このように、私は育成塾を通して本当にたくさんのことを得られました。どれも育成塾に参加していなかったら、もっと言うと応募していなかったら体験しえなかったことばかりです。何か新しいことに挑戦するとき、自分が持っている先入観のせいで、その挑戦の結果を悲観的に想像してしまったり、挑戦することに怖がってしまったりすることがあるかと思います。それは必ずしも悪いわけではないと思います。先入観はただのいわゆる「頭が固い」ことの表れではないのです。先入観があるからこそ、その自分の予想と違った現実があったときに大きな学びと自分の中での変化を得られます。
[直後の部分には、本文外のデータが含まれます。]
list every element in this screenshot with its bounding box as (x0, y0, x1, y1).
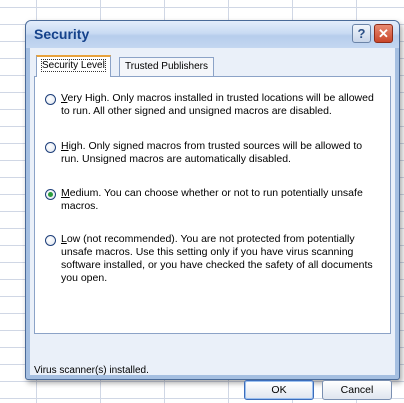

一番いけないのはその先入観に固執して学ぼうとしない、変わろうとしないことです。私はこのことをどなたかの言葉からとかではなく、自分が持っていた育成塾や課外活動に参加することへの先入観と現実とのギャップをもって痛感しました。だからこそ、皆さんには今からでもいろいろなことに挑戦していってほしいです。きっと挑戦したこと一つ一つに、大きな驚きと学びがあると思います。
もし育成塾に興味を持った人がいたら、どうか結果など気にせずにどんどん挑戦してみてください。チャンスは中学2年生の一度だけです。「迷ったら難しい方を選べ」。この塾で学んだ言葉を、市川学園の後輩達に贈りたいと思います。